Woodmac had forecast 2015 to be the fourth year of global refined deficit and the year when the sustained drawdown of general inventories could start to manifest itself in the form of lower exchange stocks, which was expected to support a sharp rise in the zinc price.
“A projected tight refined market, with overall inventory well below the historical average, and sharply declining exchange stocks, lent momentum to further price increases to a cyclical high in 2018,” he advised.
Leng said closures, attrition and demand growth would create the need for 3.8-million tonnes a year of new zinc production by 2020.
However, even if the entire population of currently identified possible and probable projects were built, it would only replace 2.7-million tonnes of the requirement, at an estimated cost of $8.4-billion.
While there was no shortage of projects, few of the more than 400 probable and possible mines had the required quality, or were already at an advanced stage of development, to dampen the widening supply deficit.
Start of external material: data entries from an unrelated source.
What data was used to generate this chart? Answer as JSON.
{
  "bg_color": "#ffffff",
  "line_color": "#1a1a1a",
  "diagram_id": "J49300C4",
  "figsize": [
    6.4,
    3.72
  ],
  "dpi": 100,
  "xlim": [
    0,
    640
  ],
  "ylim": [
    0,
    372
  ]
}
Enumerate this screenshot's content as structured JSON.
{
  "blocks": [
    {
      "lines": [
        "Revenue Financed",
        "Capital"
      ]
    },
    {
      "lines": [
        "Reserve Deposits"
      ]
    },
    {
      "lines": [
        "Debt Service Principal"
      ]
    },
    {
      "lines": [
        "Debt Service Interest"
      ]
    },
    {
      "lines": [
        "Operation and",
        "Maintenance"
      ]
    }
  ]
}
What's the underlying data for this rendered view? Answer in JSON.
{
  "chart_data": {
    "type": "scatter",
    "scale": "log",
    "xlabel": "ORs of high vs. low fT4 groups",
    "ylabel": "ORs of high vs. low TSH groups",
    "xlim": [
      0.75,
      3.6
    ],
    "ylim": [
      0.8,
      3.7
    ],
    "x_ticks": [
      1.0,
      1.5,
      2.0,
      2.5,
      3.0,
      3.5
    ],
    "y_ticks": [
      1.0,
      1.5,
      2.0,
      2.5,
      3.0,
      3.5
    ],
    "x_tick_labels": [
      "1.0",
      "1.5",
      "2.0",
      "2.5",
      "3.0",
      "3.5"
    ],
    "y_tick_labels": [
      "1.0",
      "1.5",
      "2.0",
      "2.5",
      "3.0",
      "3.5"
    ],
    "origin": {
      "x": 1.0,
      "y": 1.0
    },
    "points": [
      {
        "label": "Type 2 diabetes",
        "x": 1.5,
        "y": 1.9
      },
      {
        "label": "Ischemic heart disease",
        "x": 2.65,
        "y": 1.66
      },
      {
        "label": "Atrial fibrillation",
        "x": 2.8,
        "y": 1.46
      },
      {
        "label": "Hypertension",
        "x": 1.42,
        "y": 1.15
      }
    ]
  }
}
Many of these projects were also facing technical challenges or political issues.
He pointed out that while the majors had mostly pulled out of zinc project development, leaving it up to the juniors and midsized companies, these companies were dealing with a financing crisis.
“Financing for zinc mine projects remains a key issue. Mining majors are able to access finance to proceed with project development, such as Vedanta, which is advancing the Gamsberg project, in South Africa.
“However, few zinc projects are owned by majors or State-owned entities and financing for juniors continues to be a challenge,” Leng emphasised.
Further, the average cash operating costs at existing mines and advanced-stage projects were forecast to rise by around 11% in real terms over the next five years, with the largest contribution to cash operating cost inflation coming from treatment charges. Higher zinc prices could trigger the reopening of higher cost mines, which would further raise the average operating cost.
“Mine capital cost escalation has eased since 2006/07, but it is still above global inflation,” Leng highlighted.
Overall, strong demand growth, restricted supply and falling stockpiles were pointing to a bright outlook for zinc.